Lontane e opposte, le due opzioni s’incontrano comunque in modo
inaspettato alla fine del percorso, ritrovando negli uomini lo stesso
impasto di miseria e grandezza. C’è qualcosa di patetico
nell’illusione di dominare gli altri e il mondo, o di conquistare e
comprendere tutti i segreti della realtà, in questa ambizione
ricorrente di diventare come gli dèi. Ma c’è anche qualcosa di eroico.
Siamo eroici proprio nella nostra fragilità ostinata, per questa
capacità di non arrenderci, di continuare a porci domande, tentando
di fare ordine nel mondo e in noi stessi, con le azioni e con i pensieri.
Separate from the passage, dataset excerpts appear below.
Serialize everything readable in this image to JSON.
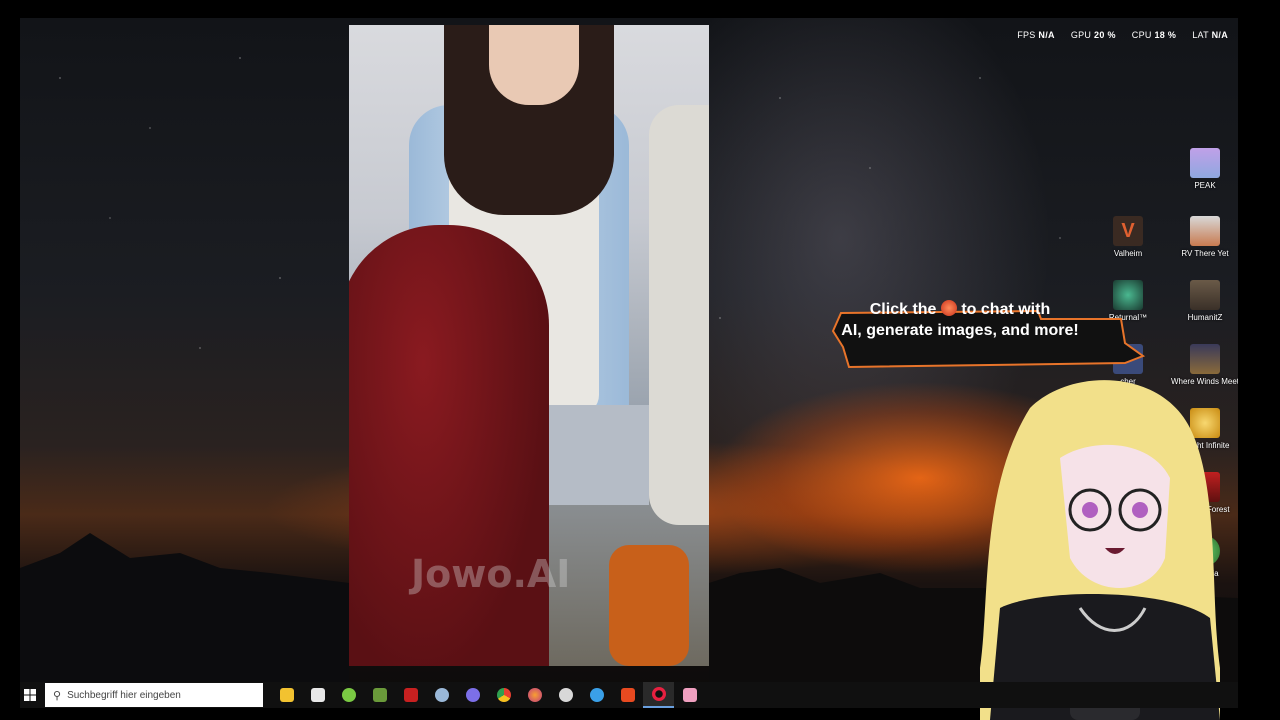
{
  "stats": [
    {
      "label": "FPS",
      "value": "N/A"
    },
    {
      "label": "GPU",
      "value": "20 %"
    },
    {
      "label": "CPU",
      "value": "18 %"
    },
    {
      "label": "LAT",
      "value": "N/A"
    }
  ],
  "video": {
    "watermark": "Jowo.AI"
  },
  "desktop_icons": [
    {
      "label": "PEAK",
      "icon": "peak-icon",
      "color": "#9aa0e0"
    },
    {
      "label": "Valheim",
      "icon": "valheim-icon",
      "color": "#3a2a22"
    },
    {
      "label": "RV There Yet",
      "icon": "rv-there-yet-icon",
      "color": "#c87a50"
    },
    {
      "label": "Returnal™",
      "icon": "returnal-icon",
      "color": "#2a6a55"
    },
    {
      "label": "HumanitZ",
      "icon": "humanitz-icon",
      "color": "#5a4a3a"
    },
    {
      "label": "cher",
      "icon": "launcher-icon",
      "color": "#3a4a7a"
    },
    {
      "label": "Where Winds Meet",
      "icon": "where-winds-meet-icon",
      "color": "#8a6a3a"
    },
    {
      "label": "chlight Infinite",
      "icon": "torchlight-icon",
      "color": "#d8a020"
    },
    {
      "label": "Of The Forest",
      "icon": "sons-of-the-forest-icon",
      "color": "#b02020"
    },
    {
      "label": "Terraria",
      "icon": "terraria-icon",
      "color": "#3a8a3a"
    }
  ],
  "tooltip": {
    "line1_before": "Click the",
    "line1_after": "to chat with",
    "line2": "AI, generate images, and more!"
  },
  "taskbar": {
    "search_placeholder": "Suchbegriff hier eingeben",
    "apps": [
      {
        "icon": "file-explorer-icon",
        "color": "#f2c230"
      },
      {
        "icon": "store-icon",
        "color": "#e8e8e8"
      },
      {
        "icon": "android-icon",
        "color": "#7ac943"
      },
      {
        "icon": "minecraft-icon",
        "color": "#6a9a3a"
      },
      {
        "icon": "media-icon",
        "color": "#c82020"
      },
      {
        "icon": "steam-icon",
        "color": "#9ab8d8"
      },
      {
        "icon": "discord-icon",
        "color": "#7c6fe8"
      },
      {
        "icon": "chrome-icon",
        "color": "#e8b020"
      },
      {
        "icon": "firefox-icon",
        "color": "#e86a20"
      },
      {
        "icon": "speedometer-icon",
        "color": "#d8d8d8"
      },
      {
        "icon": "app-icon",
        "color": "#3aa0e8"
      },
      {
        "icon": "brave-icon",
        "color": "#e84a20"
      },
      {
        "icon": "opera-icon",
        "color": "#e82040"
      },
      {
        "icon": "heart-app-icon",
        "color": "#f0a0c0"
      }
    ]
  }
}
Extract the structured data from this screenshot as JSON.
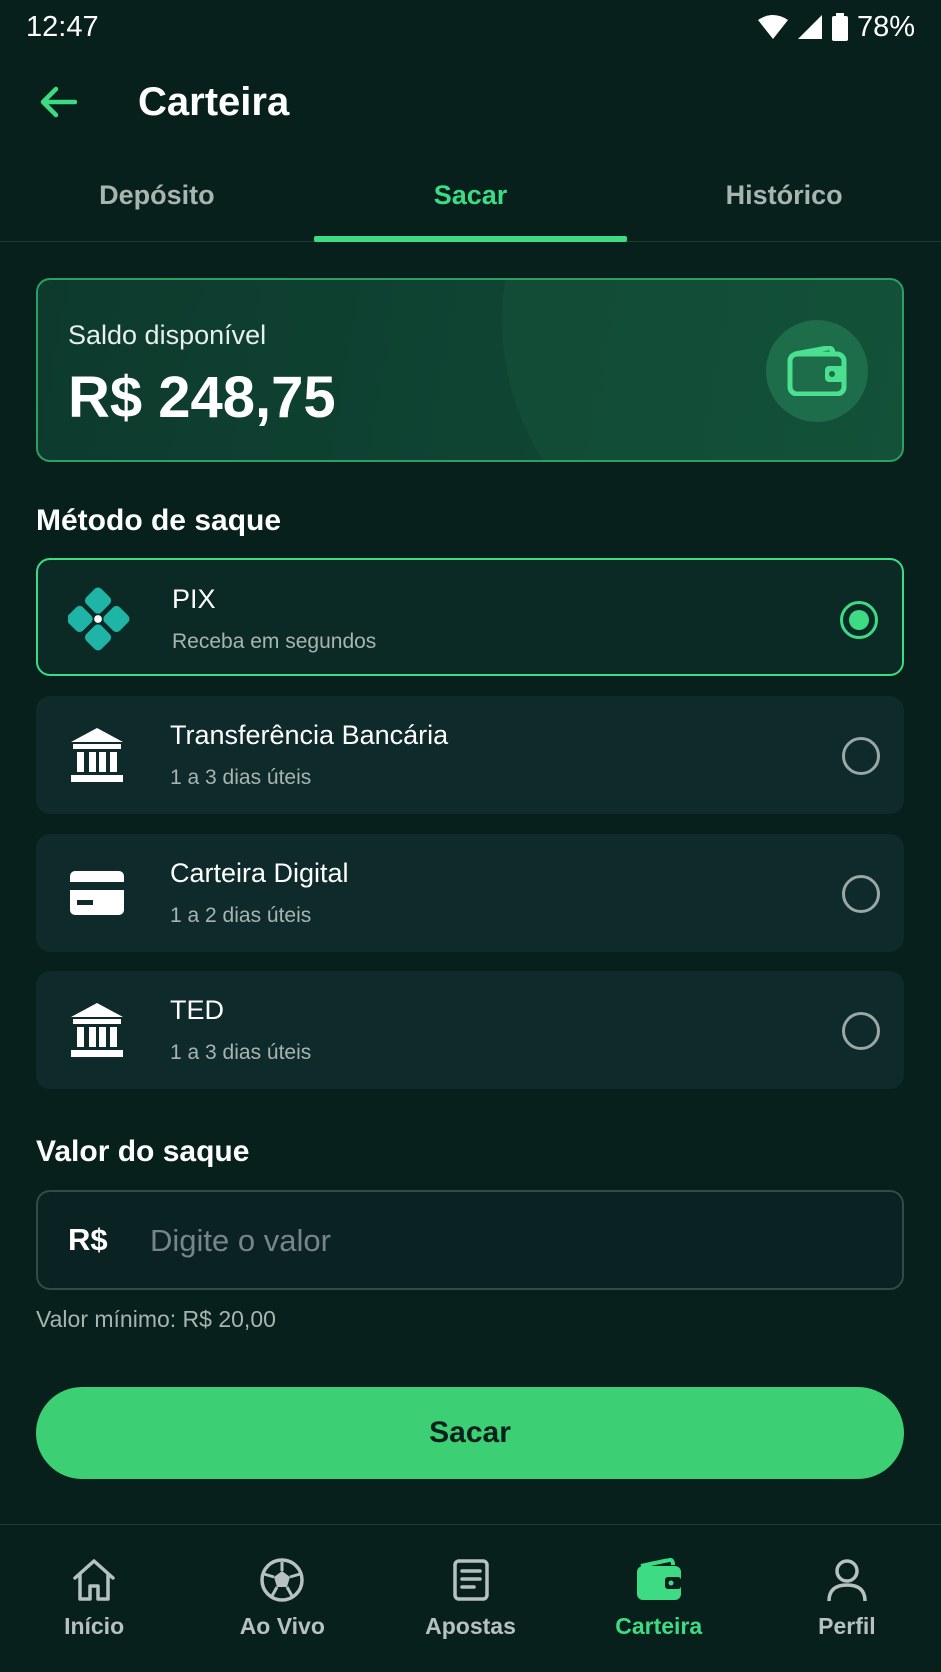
{
  "status_bar": {
    "time": "12:47",
    "battery": "78%"
  },
  "header": {
    "title": "Carteira",
    "back_icon": "arrow-left-icon"
  },
  "tabs": [
    {
      "label": "Depósito",
      "active": false
    },
    {
      "label": "Sacar",
      "active": true
    },
    {
      "label": "Histórico",
      "active": false
    }
  ],
  "balance": {
    "label": "Saldo disponível",
    "value": "R$ 248,75",
    "icon": "wallet-icon"
  },
  "methods_section": {
    "title": "Método de saque"
  },
  "methods": [
    {
      "name": "PIX",
      "sub": "Receba em segundos",
      "icon": "pix-icon",
      "selected": true
    },
    {
      "name": "Transferência Bancária",
      "sub": "1 a 3 dias úteis",
      "icon": "bank-icon",
      "selected": false
    },
    {
      "name": "Carteira Digital",
      "sub": "1 a 2 dias úteis",
      "icon": "card-icon",
      "selected": false
    },
    {
      "name": "TED",
      "sub": "1 a 3 dias úteis",
      "icon": "bank-icon",
      "selected": false
    }
  ],
  "amount_section": {
    "title": "Valor do saque",
    "currency": "R$",
    "placeholder": "Digite o valor",
    "value": "",
    "hint": "Valor mínimo: R$ 20,00"
  },
  "submit_label": "Sacar",
  "bottom_nav": [
    {
      "label": "Início",
      "icon": "home-icon",
      "active": false
    },
    {
      "label": "Ao Vivo",
      "icon": "soccer-ball-icon",
      "active": false
    },
    {
      "label": "Apostas",
      "icon": "ticket-icon",
      "active": false
    },
    {
      "label": "Carteira",
      "icon": "wallet-icon",
      "active": true
    },
    {
      "label": "Perfil",
      "icon": "user-icon",
      "active": false
    }
  ],
  "colors": {
    "accent": "#3ddc84",
    "background": "#07201b",
    "card": "#0e2a2b",
    "muted_text": "#a7b4b0"
  }
}
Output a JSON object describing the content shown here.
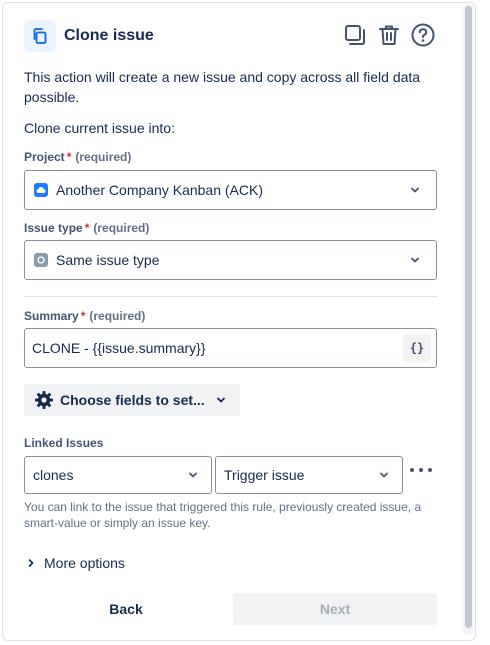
{
  "header": {
    "title": "Clone issue",
    "icon": "copy-icon",
    "actions": [
      "duplicate-icon",
      "delete-icon",
      "help-icon"
    ]
  },
  "description": "This action will create a new issue and copy across all field data possible.",
  "clone_into": "Clone current issue into:",
  "project": {
    "label": "Project",
    "required_marker": "*",
    "required_text": "(required)",
    "value": "Another Company Kanban (ACK)",
    "icon": "cloud-project-icon"
  },
  "issue_type": {
    "label": "Issue type",
    "required_marker": "*",
    "required_text": "(required)",
    "value": "Same issue type",
    "icon": "issue-type-icon"
  },
  "summary": {
    "label": "Summary",
    "required_marker": "*",
    "required_text": "(required)",
    "value": "CLONE - {{issue.summary}}",
    "smart_value_button": "{}"
  },
  "choose_fields": {
    "label": "Choose fields to set...",
    "icon": "gear-icon"
  },
  "linked_issues": {
    "label": "Linked Issues",
    "link_type": "clones",
    "target": "Trigger issue",
    "helper": "You can link to the issue that triggered this rule, previously created issue, a smart-value or simply an issue key."
  },
  "more_options": "More options",
  "footer": {
    "back": "Back",
    "next": "Next"
  },
  "colors": {
    "accent": "#0c66e4",
    "required": "#c9372c",
    "text": "#172b4d",
    "subtle": "#626f86"
  }
}
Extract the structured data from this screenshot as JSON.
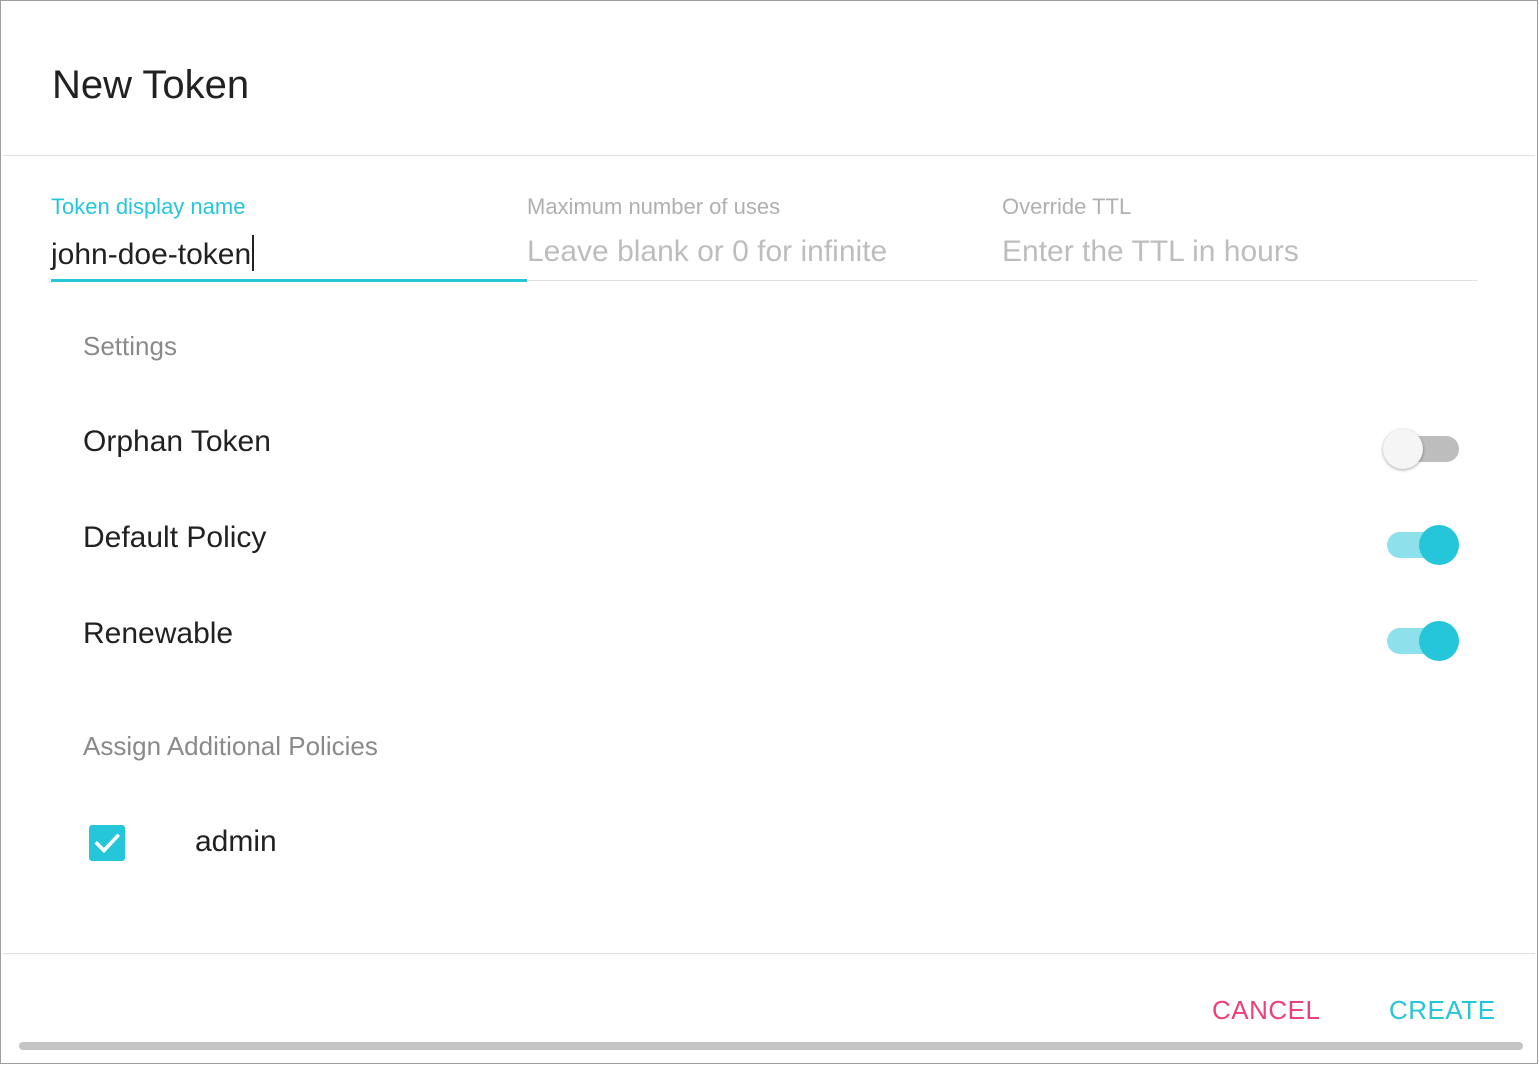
{
  "dialog": {
    "title": "New Token"
  },
  "fields": {
    "display_name": {
      "label": "Token display name",
      "value": "john-doe-token"
    },
    "max_uses": {
      "label": "Maximum number of uses",
      "placeholder": "Leave blank or 0 for infinite"
    },
    "ttl": {
      "label": "Override TTL",
      "placeholder": "Enter the TTL in hours"
    }
  },
  "settings": {
    "heading": "Settings",
    "toggles": [
      {
        "label": "Orphan Token",
        "on": false
      },
      {
        "label": "Default Policy",
        "on": true
      },
      {
        "label": "Renewable",
        "on": true
      }
    ]
  },
  "policies": {
    "heading": "Assign Additional Policies",
    "items": [
      {
        "label": "admin",
        "checked": true
      }
    ]
  },
  "actions": {
    "cancel_label": "CANCEL",
    "create_label": "CREATE"
  },
  "colors": {
    "accent": "#26c6da",
    "cancel": "#ec407a",
    "text": "#212121",
    "muted": "#8a8a8a"
  }
}
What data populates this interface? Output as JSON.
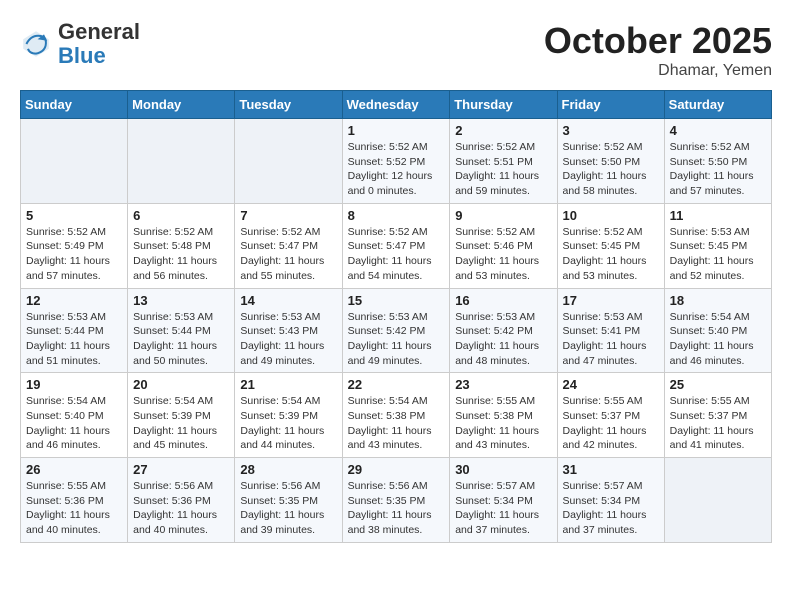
{
  "header": {
    "logo_general": "General",
    "logo_blue": "Blue",
    "month": "October 2025",
    "location": "Dhamar, Yemen"
  },
  "weekdays": [
    "Sunday",
    "Monday",
    "Tuesday",
    "Wednesday",
    "Thursday",
    "Friday",
    "Saturday"
  ],
  "weeks": [
    [
      {
        "day": "",
        "info": ""
      },
      {
        "day": "",
        "info": ""
      },
      {
        "day": "",
        "info": ""
      },
      {
        "day": "1",
        "info": "Sunrise: 5:52 AM\nSunset: 5:52 PM\nDaylight: 12 hours and 0 minutes."
      },
      {
        "day": "2",
        "info": "Sunrise: 5:52 AM\nSunset: 5:51 PM\nDaylight: 11 hours and 59 minutes."
      },
      {
        "day": "3",
        "info": "Sunrise: 5:52 AM\nSunset: 5:50 PM\nDaylight: 11 hours and 58 minutes."
      },
      {
        "day": "4",
        "info": "Sunrise: 5:52 AM\nSunset: 5:50 PM\nDaylight: 11 hours and 57 minutes."
      }
    ],
    [
      {
        "day": "5",
        "info": "Sunrise: 5:52 AM\nSunset: 5:49 PM\nDaylight: 11 hours and 57 minutes."
      },
      {
        "day": "6",
        "info": "Sunrise: 5:52 AM\nSunset: 5:48 PM\nDaylight: 11 hours and 56 minutes."
      },
      {
        "day": "7",
        "info": "Sunrise: 5:52 AM\nSunset: 5:47 PM\nDaylight: 11 hours and 55 minutes."
      },
      {
        "day": "8",
        "info": "Sunrise: 5:52 AM\nSunset: 5:47 PM\nDaylight: 11 hours and 54 minutes."
      },
      {
        "day": "9",
        "info": "Sunrise: 5:52 AM\nSunset: 5:46 PM\nDaylight: 11 hours and 53 minutes."
      },
      {
        "day": "10",
        "info": "Sunrise: 5:52 AM\nSunset: 5:45 PM\nDaylight: 11 hours and 53 minutes."
      },
      {
        "day": "11",
        "info": "Sunrise: 5:53 AM\nSunset: 5:45 PM\nDaylight: 11 hours and 52 minutes."
      }
    ],
    [
      {
        "day": "12",
        "info": "Sunrise: 5:53 AM\nSunset: 5:44 PM\nDaylight: 11 hours and 51 minutes."
      },
      {
        "day": "13",
        "info": "Sunrise: 5:53 AM\nSunset: 5:44 PM\nDaylight: 11 hours and 50 minutes."
      },
      {
        "day": "14",
        "info": "Sunrise: 5:53 AM\nSunset: 5:43 PM\nDaylight: 11 hours and 49 minutes."
      },
      {
        "day": "15",
        "info": "Sunrise: 5:53 AM\nSunset: 5:42 PM\nDaylight: 11 hours and 49 minutes."
      },
      {
        "day": "16",
        "info": "Sunrise: 5:53 AM\nSunset: 5:42 PM\nDaylight: 11 hours and 48 minutes."
      },
      {
        "day": "17",
        "info": "Sunrise: 5:53 AM\nSunset: 5:41 PM\nDaylight: 11 hours and 47 minutes."
      },
      {
        "day": "18",
        "info": "Sunrise: 5:54 AM\nSunset: 5:40 PM\nDaylight: 11 hours and 46 minutes."
      }
    ],
    [
      {
        "day": "19",
        "info": "Sunrise: 5:54 AM\nSunset: 5:40 PM\nDaylight: 11 hours and 46 minutes."
      },
      {
        "day": "20",
        "info": "Sunrise: 5:54 AM\nSunset: 5:39 PM\nDaylight: 11 hours and 45 minutes."
      },
      {
        "day": "21",
        "info": "Sunrise: 5:54 AM\nSunset: 5:39 PM\nDaylight: 11 hours and 44 minutes."
      },
      {
        "day": "22",
        "info": "Sunrise: 5:54 AM\nSunset: 5:38 PM\nDaylight: 11 hours and 43 minutes."
      },
      {
        "day": "23",
        "info": "Sunrise: 5:55 AM\nSunset: 5:38 PM\nDaylight: 11 hours and 43 minutes."
      },
      {
        "day": "24",
        "info": "Sunrise: 5:55 AM\nSunset: 5:37 PM\nDaylight: 11 hours and 42 minutes."
      },
      {
        "day": "25",
        "info": "Sunrise: 5:55 AM\nSunset: 5:37 PM\nDaylight: 11 hours and 41 minutes."
      }
    ],
    [
      {
        "day": "26",
        "info": "Sunrise: 5:55 AM\nSunset: 5:36 PM\nDaylight: 11 hours and 40 minutes."
      },
      {
        "day": "27",
        "info": "Sunrise: 5:56 AM\nSunset: 5:36 PM\nDaylight: 11 hours and 40 minutes."
      },
      {
        "day": "28",
        "info": "Sunrise: 5:56 AM\nSunset: 5:35 PM\nDaylight: 11 hours and 39 minutes."
      },
      {
        "day": "29",
        "info": "Sunrise: 5:56 AM\nSunset: 5:35 PM\nDaylight: 11 hours and 38 minutes."
      },
      {
        "day": "30",
        "info": "Sunrise: 5:57 AM\nSunset: 5:34 PM\nDaylight: 11 hours and 37 minutes."
      },
      {
        "day": "31",
        "info": "Sunrise: 5:57 AM\nSunset: 5:34 PM\nDaylight: 11 hours and 37 minutes."
      },
      {
        "day": "",
        "info": ""
      }
    ]
  ]
}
È una conclusione inattesa, insomma, se di conclusione si può
parlare, quella a cui sono arrivati i Greci. Erano partiti decisi a
sconfiggere la morte o a mostrarne la vanità e l’inconsistenza; alla
fine, però, quello che emerge è che proprio essa, o meglio la
consapevolezza del suo potere incontrastato, a renderci
propriamente umani: solo noi possiamo interrogarci e in parte capire
il suo mistero e il suo scandalo. Non lo possono gli animali o le
piante, e non lo possono neppure gli dèi, a cui i Greci hanno sempre
guardato con invidia. Non si tratta solo della morte. Altrettanto
importante è il tempo: anche di questo, del tempo che scorre, solo
noi – non gli animali, non gli dèi – possiamo capire la potenza
inesorabile. Anche questa sfumatura di significato, del resto, è
implicita in ephemeros, il termine che meglio di tutti esprime la
nostra condizione. «Creature di un sol giorno» sono gli uomini: e può
significare «esseri di breve vita» ma anche «esseri esposti, soggetti,
al mutare del tempo». Siamo esseri temporalmente determinati, e
dobbiamo imparare a vivere nel tempo, costruendo un equilibrio tra
noi e le cose, instabile ma comunque nostro. O meglio ancora – per
ripetere le parole di un grande poeta arcaico, Archiloco, citato in
esergo di questa prefazione – occorre imparare a riconoscere il
«ritmo» che domina l’esistenza degli uomini («conosci quale ritmo,
rusmos, domina gli uomini»). Non ci sono risposte definitive alla fine
della ricerca, ma solo la consapevolezza che il mestiere di vivere è
una sfida difficile, ma per questo appassionante.